Rosé wine is often made in a stainless steel tank, saving the oak barrels for wines that will garner more dollars. It’s surprising rare to find rosé made from several grape varietals, let alone barrel aged for months. This technique is more costly and time consuming, something most wineries just won’t bother doing for a $25 bottle of wine.
2016 Brandborg Vineyard Fleur de Lis White Pinot noir
Since Pinot noir is a red grape, making a white Pinot noir requires gentle pressing and minimal skin contact, so the color doesn’t saturate the finished wine (otherwise it would become a regular Pinot noir). With fruit notes of ripe strawberries, rainier cherries, peaches, and prominent lemon zest, a secondary layer of minerally gravel dust and earthy strawberry leaves emerge with a second, contemplative sip. Winemaker Terry Brandborg used neutral French oak barrels and one new French oak puncheon to improve this wine’s ageability. It is refreshingly tart with a long finish and is tasting lovely right now! I suggest stocking up to help get you through the rest of the coronavirus pandemic.

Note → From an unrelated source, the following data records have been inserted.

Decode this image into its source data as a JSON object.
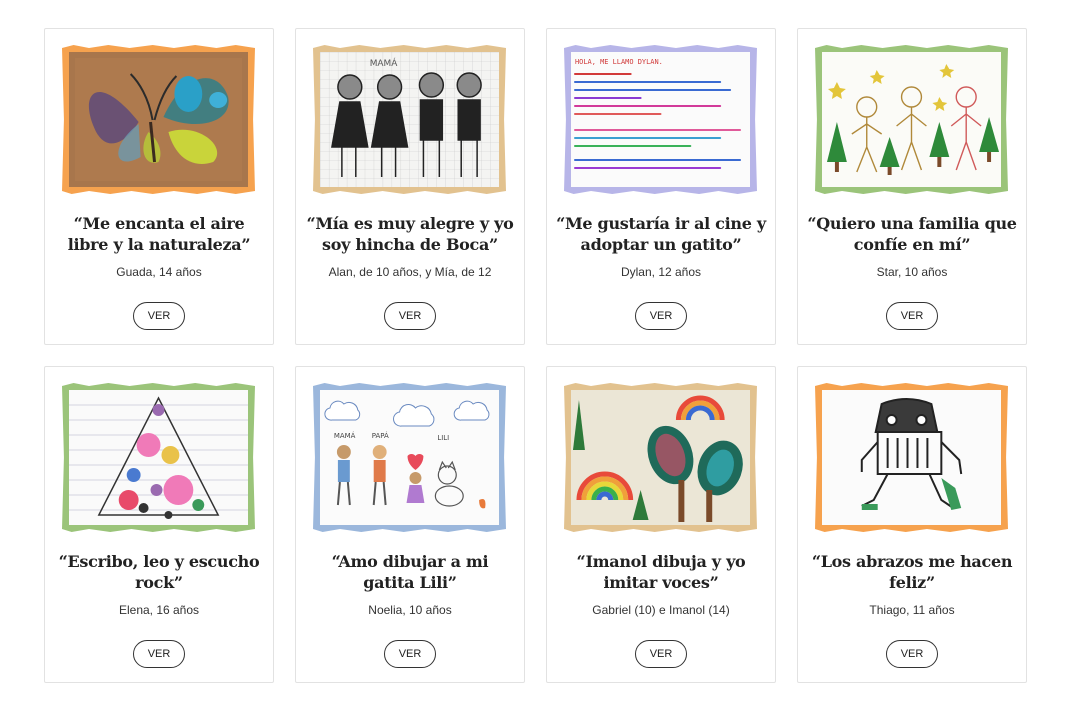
{
  "cards": [
    {
      "quote": "“Me encanta el aire libre y la naturaleza”",
      "author": "Guada, 14 años",
      "button": "VER",
      "frame_color": "#f6a24e",
      "image": "butterfly-drawing"
    },
    {
      "quote": "“Mía es muy alegre y yo soy hincha de Boca”",
      "author": "Alan, de 10 años, y Mía, de 12",
      "button": "VER",
      "frame_color": "#e2c28f",
      "image": "family-pencil-drawing",
      "drawing_text": "MAMÁ"
    },
    {
      "quote": "“Me gustaría ir al cine y adoptar un gatito”",
      "author": "Dylan, 12 años",
      "button": "VER",
      "frame_color": "#b7b5e8",
      "image": "handwritten-letter",
      "drawing_text": "HOLA, ME LLAMO DYLAN."
    },
    {
      "quote": "“Quiero una familia que confíe en mí”",
      "author": "Star, 10 años",
      "button": "VER",
      "frame_color": "#9bc47a",
      "image": "stick-figures-trees"
    },
    {
      "quote": "“Escribo, leo y escucho rock”",
      "author": "Elena, 16 años",
      "button": "VER",
      "frame_color": "#9bc47a",
      "image": "flower-triangle-drawing"
    },
    {
      "quote": "“Amo dibujar a mi gatita Lili”",
      "author": "Noelia, 10 años",
      "button": "VER",
      "frame_color": "#9bb7dc",
      "image": "family-cat-drawing",
      "drawing_labels": [
        "MAMÁ",
        "PAPÁ",
        "LILI"
      ]
    },
    {
      "quote": "“Imanol dibuja y yo imitar voces”",
      "author": "Gabriel (10) e Imanol (14)",
      "button": "VER",
      "frame_color": "#e2c28f",
      "image": "rainbow-trees-drawing"
    },
    {
      "quote": "“Los abrazos me hacen feliz”",
      "author": "Thiago, 11 años",
      "button": "VER",
      "frame_color": "#f6a24e",
      "image": "robot-figure-drawing"
    }
  ]
}
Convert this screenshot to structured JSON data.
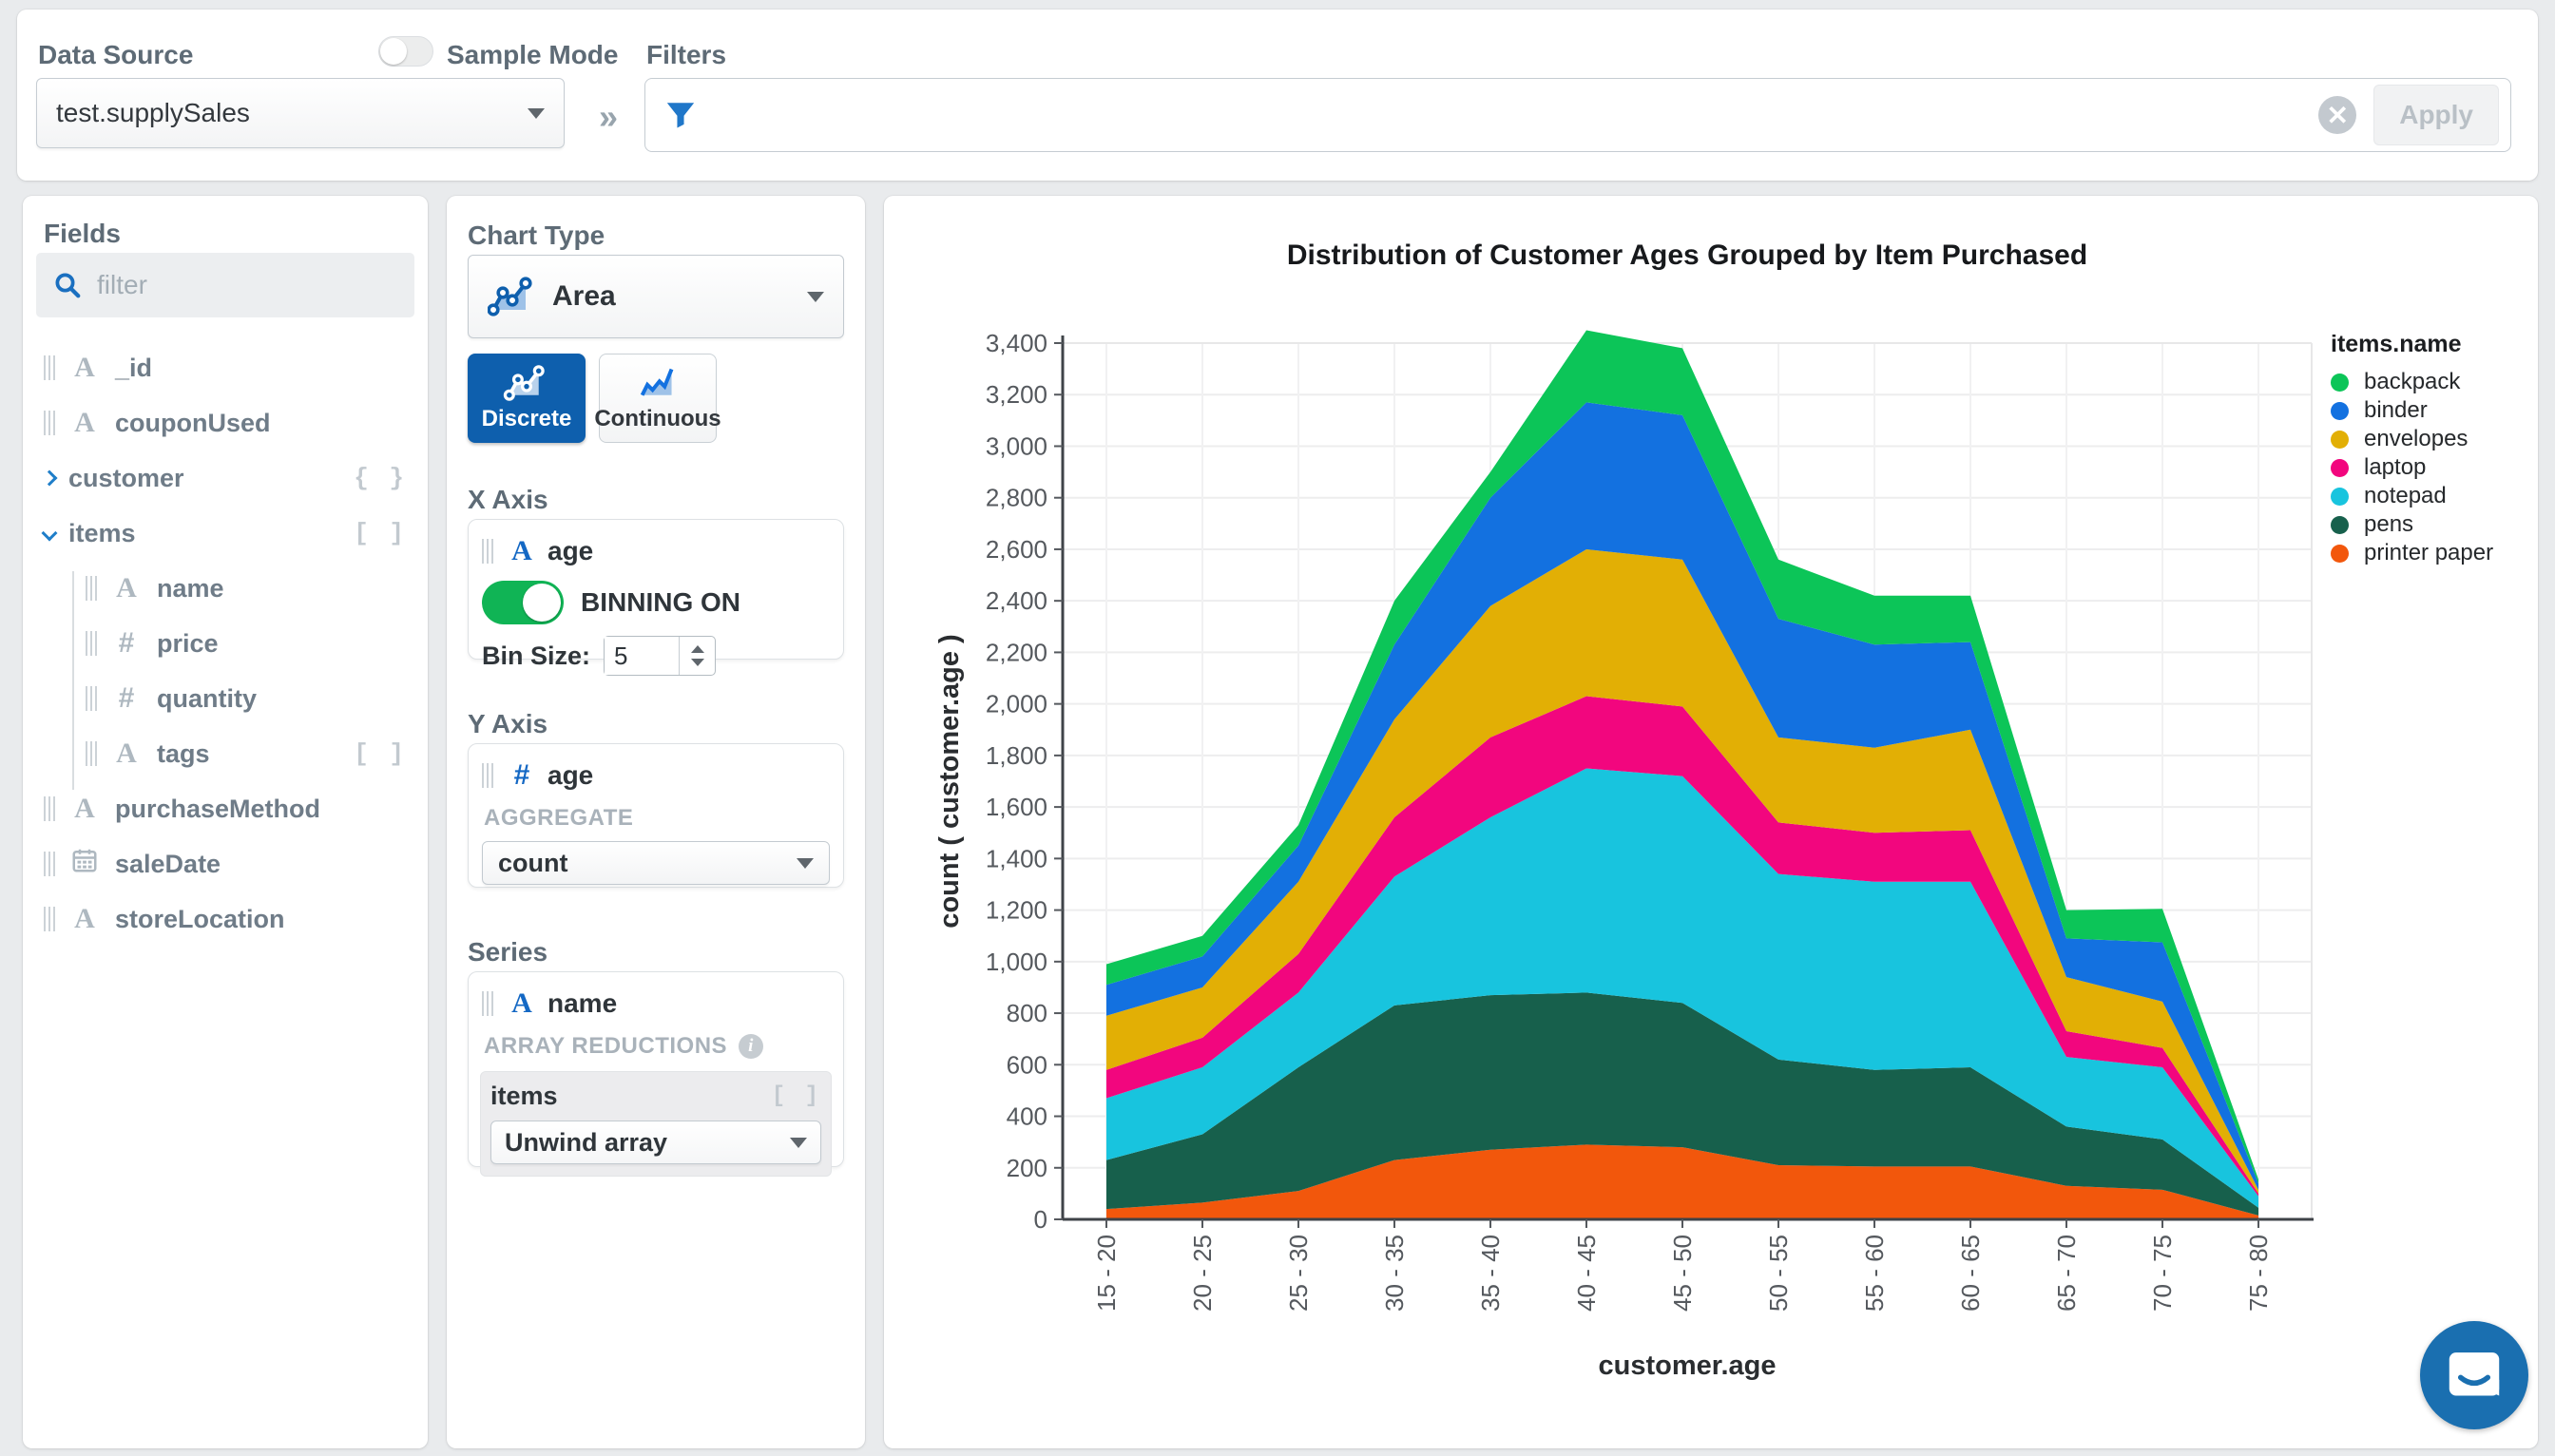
{
  "topbar": {
    "data_source_label": "Data Source",
    "data_source_value": "test.supplySales",
    "sample_mode_label": "Sample Mode",
    "sample_mode_on": false,
    "filters_label": "Filters",
    "filters_value": "",
    "apply_label": "Apply"
  },
  "fields_panel": {
    "title": "Fields",
    "filter_placeholder": "filter",
    "fields": [
      {
        "label": "_id",
        "type": "string",
        "indent": 0
      },
      {
        "label": "couponUsed",
        "type": "string",
        "indent": 0
      },
      {
        "label": "customer",
        "type": "object",
        "chevron": "right",
        "badge": "{ }",
        "indent": 0
      },
      {
        "label": "items",
        "type": "array",
        "chevron": "down",
        "badge": "[ ]",
        "indent": 0
      },
      {
        "label": "name",
        "type": "string",
        "indent": 1
      },
      {
        "label": "price",
        "type": "number",
        "indent": 1
      },
      {
        "label": "quantity",
        "type": "number",
        "indent": 1
      },
      {
        "label": "tags",
        "type": "string",
        "badge": "[ ]",
        "indent": 1
      },
      {
        "label": "purchaseMethod",
        "type": "string",
        "indent": 0
      },
      {
        "label": "saleDate",
        "type": "date",
        "indent": 0
      },
      {
        "label": "storeLocation",
        "type": "string",
        "indent": 0
      }
    ]
  },
  "chart_settings": {
    "chart_type_label": "Chart Type",
    "chart_type_value": "Area",
    "discrete_label": "Discrete",
    "continuous_label": "Continuous",
    "x_axis_label": "X Axis",
    "x_field": "age",
    "binning_label": "BINNING ON",
    "bin_size_label": "Bin Size:",
    "bin_size_value": "5",
    "y_axis_label": "Y Axis",
    "y_field": "age",
    "aggregate_label": "AGGREGATE",
    "aggregate_value": "count",
    "series_label": "Series",
    "series_field": "name",
    "array_reductions_label": "ARRAY REDUCTIONS",
    "array_field": "items",
    "array_field_badge": "[ ]",
    "array_reduction_value": "Unwind array"
  },
  "chart_data": {
    "type": "area",
    "stacked": true,
    "title": "Distribution of Customer Ages Grouped by Item Purchased",
    "xlabel": "customer.age",
    "ylabel": "count ( customer.age )",
    "legend_title": "items.name",
    "legend_position": "right",
    "grid": true,
    "ylim": [
      0,
      3400
    ],
    "ytick_step": 200,
    "categories": [
      "15 - 20",
      "20 - 25",
      "25 - 30",
      "30 - 35",
      "35 - 40",
      "40 - 45",
      "45 - 50",
      "50 - 55",
      "55 - 60",
      "60 - 65",
      "65 - 70",
      "70 - 75",
      "75 - 80"
    ],
    "stack_order_note": "series listed bottom-to-top of the stack",
    "series": [
      {
        "name": "printer paper",
        "color": "#F2570C",
        "values": [
          40,
          65,
          110,
          230,
          270,
          290,
          280,
          210,
          205,
          205,
          130,
          115,
          15
        ]
      },
      {
        "name": "pens",
        "color": "#17604C",
        "values": [
          190,
          265,
          480,
          600,
          600,
          590,
          560,
          410,
          375,
          385,
          230,
          195,
          30
        ]
      },
      {
        "name": "notepad",
        "color": "#18C4DE",
        "values": [
          240,
          260,
          290,
          500,
          690,
          870,
          880,
          720,
          730,
          720,
          270,
          280,
          45
        ]
      },
      {
        "name": "laptop",
        "color": "#F2067E",
        "values": [
          110,
          115,
          150,
          230,
          310,
          280,
          270,
          200,
          190,
          200,
          100,
          75,
          10
        ]
      },
      {
        "name": "envelopes",
        "color": "#E2AF05",
        "values": [
          210,
          195,
          280,
          380,
          510,
          570,
          570,
          330,
          330,
          390,
          210,
          180,
          15
        ]
      },
      {
        "name": "binder",
        "color": "#1371E0",
        "values": [
          120,
          120,
          140,
          290,
          420,
          570,
          560,
          460,
          400,
          340,
          150,
          230,
          25
        ]
      },
      {
        "name": "backpack",
        "color": "#0CC558",
        "values": [
          80,
          80,
          80,
          170,
          100,
          280,
          260,
          230,
          190,
          180,
          110,
          130,
          15
        ]
      }
    ],
    "legend_order": [
      "backpack",
      "binder",
      "envelopes",
      "laptop",
      "notepad",
      "pens",
      "printer paper"
    ]
  }
}
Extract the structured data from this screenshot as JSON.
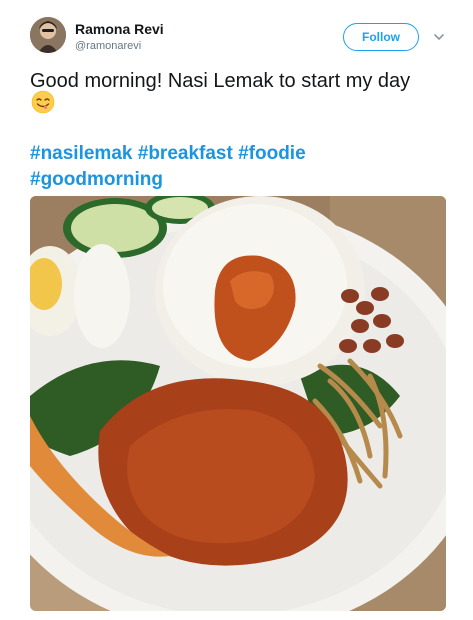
{
  "user": {
    "name": "Ramona Revi",
    "handle": "@ramonarevi"
  },
  "follow_label": "Follow",
  "tweet": {
    "text": "Good morning! Nasi Lemak to start my day",
    "emoji": "face-savoring-food-emoji",
    "hashtags": [
      "#nasilemak",
      "#breakfast",
      "#foodie",
      "#goodmorning"
    ]
  },
  "colors": {
    "accent": "#1da1f2",
    "hashtag": "#1b95e0",
    "handle": "#657786",
    "text": "#14171a"
  },
  "icons": {
    "menu": "chevron-down-icon"
  }
}
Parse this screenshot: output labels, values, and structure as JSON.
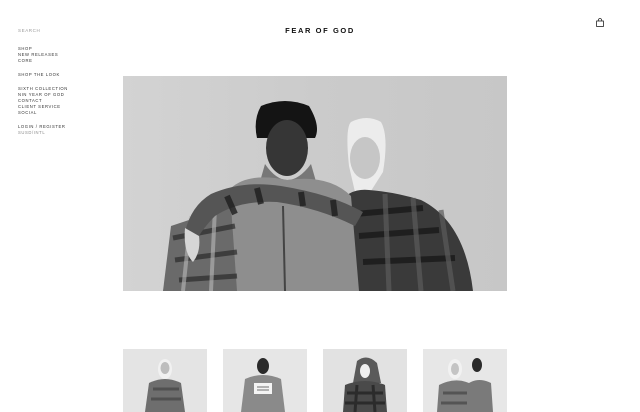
{
  "search": {
    "placeholder": "SEARCH"
  },
  "brand": {
    "logo": "FEAR OF GOD"
  },
  "nav": {
    "group1": [
      "SHOP",
      "NEW RELEASES",
      "CORE"
    ],
    "group2": [
      "SHOP THE LOOK"
    ],
    "group3": [
      "SIXTH COLLECTION",
      "NIN YEAR OF GOD",
      "CONTACT",
      "CLIENT SERVICE",
      "SOCIAL"
    ],
    "account": {
      "login": "LOGIN / REGISTER",
      "currency": "SUSD/INTL"
    }
  },
  "icons": {
    "cart": "shopping-bag-icon"
  },
  "colors": {
    "background": "#ffffff",
    "text": "#222222",
    "muted": "#9a9a9a"
  }
}
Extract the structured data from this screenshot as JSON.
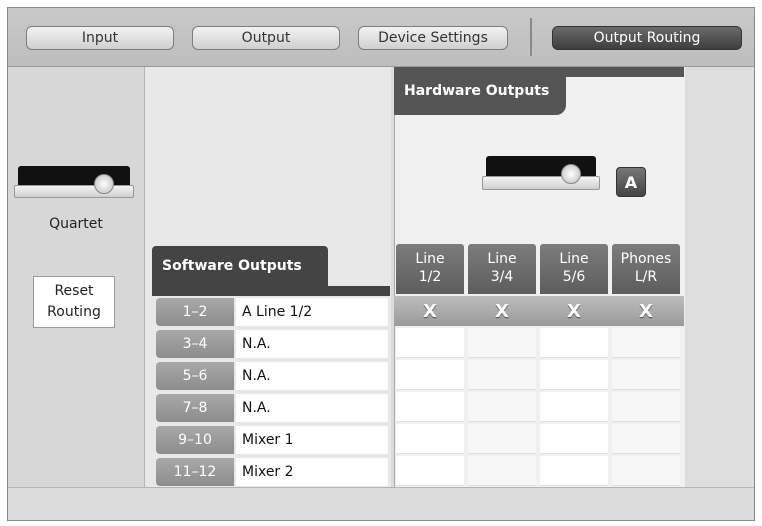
{
  "tabs": [
    {
      "label": "Input"
    },
    {
      "label": "Output"
    },
    {
      "label": "Device Settings"
    },
    {
      "label": "Output Routing",
      "active": true
    }
  ],
  "device": {
    "name": "Quartet",
    "icon": "audio-interface-icon"
  },
  "reset_button": {
    "label_line1": "Reset",
    "label_line2": "Routing"
  },
  "software_outputs": {
    "title": "Software Outputs",
    "rows": [
      {
        "channels": "1–2",
        "assignment": "A Line 1/2"
      },
      {
        "channels": "3–4",
        "assignment": "N.A."
      },
      {
        "channels": "5–6",
        "assignment": "N.A."
      },
      {
        "channels": "7–8",
        "assignment": "N.A."
      },
      {
        "channels": "9–10",
        "assignment": "Mixer 1"
      },
      {
        "channels": "11–12",
        "assignment": "Mixer 2"
      }
    ]
  },
  "hardware_outputs": {
    "title": "Hardware Outputs",
    "badge": "A",
    "columns": [
      {
        "line1": "Line",
        "line2": "1/2"
      },
      {
        "line1": "Line",
        "line2": "3/4"
      },
      {
        "line1": "Line",
        "line2": "5/6"
      },
      {
        "line1": "Phones",
        "line2": "L/R"
      }
    ],
    "selected_row_marks": [
      "X",
      "X",
      "X",
      "X"
    ]
  },
  "colors": {
    "active_tab": "#4a4a4a",
    "header_dark": "#444444",
    "channel_cell": "#9a9a9a"
  }
}
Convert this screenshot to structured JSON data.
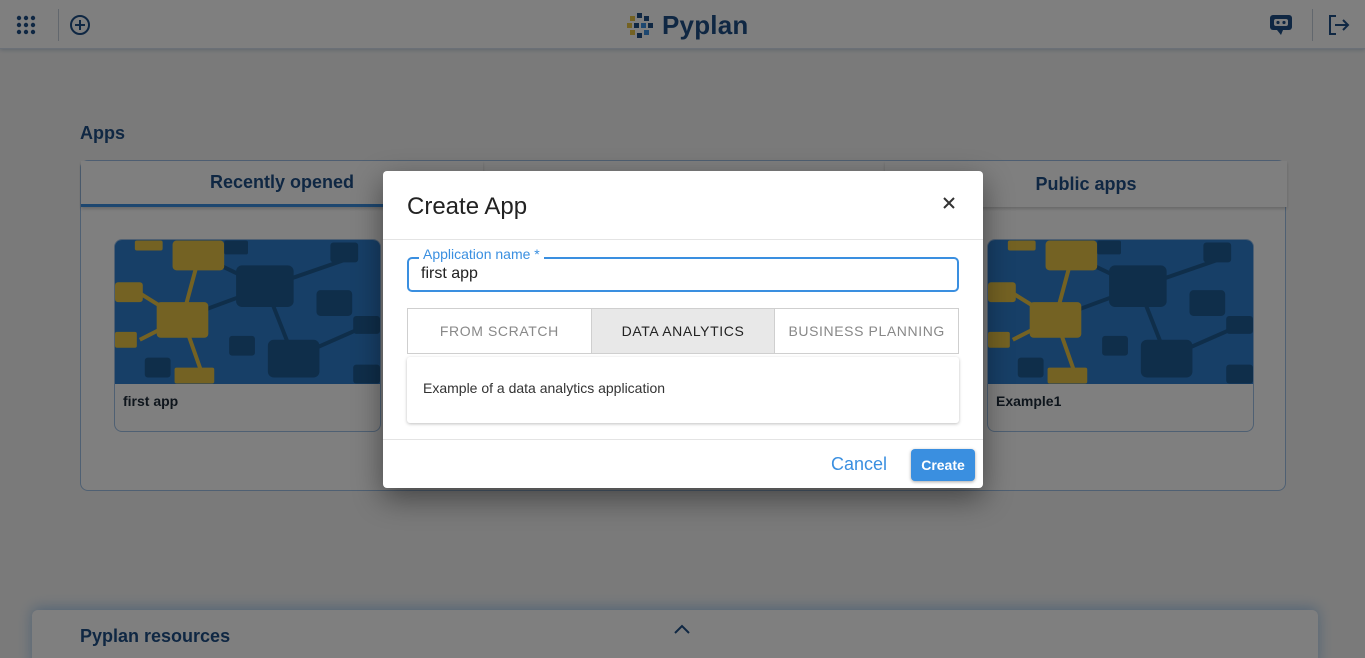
{
  "header": {
    "brand": "Pyplan"
  },
  "apps": {
    "title": "Apps",
    "tabs": [
      {
        "label": "Recently opened"
      },
      {
        "label": "Public apps"
      }
    ],
    "cards": [
      {
        "label": "first app"
      },
      {
        "label": "Example1"
      }
    ]
  },
  "resources": {
    "title": "Pyplan resources"
  },
  "dialog": {
    "title": "Create App",
    "field_label": "Application name *",
    "field_value": "first app",
    "options": [
      "FROM SCRATCH",
      "DATA ANALYTICS",
      "BUSINESS PLANNING"
    ],
    "selected_option": "DATA ANALYTICS",
    "description": "Example of a data analytics application",
    "cancel_label": "Cancel",
    "create_label": "Create"
  },
  "colors": {
    "accent": "#3a8fe0",
    "brand": "#1e4f86",
    "thumb_blue": "#2f7fcf",
    "thumb_gold": "#e8c547",
    "thumb_dark": "#1f5c95"
  }
}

This rosé is an interesting dynamic between mouthwatering tartness and a soft creaminess. Tart notes of rhubarb, watermelon rind and ruby red grapefruit pair beautifully with sweeter, riper flavors of strawberries, bing cherries and tangerine zest. While there is bright acidity, the mouthfeel has a pleasant softness, likely from the time spent in neutral oak.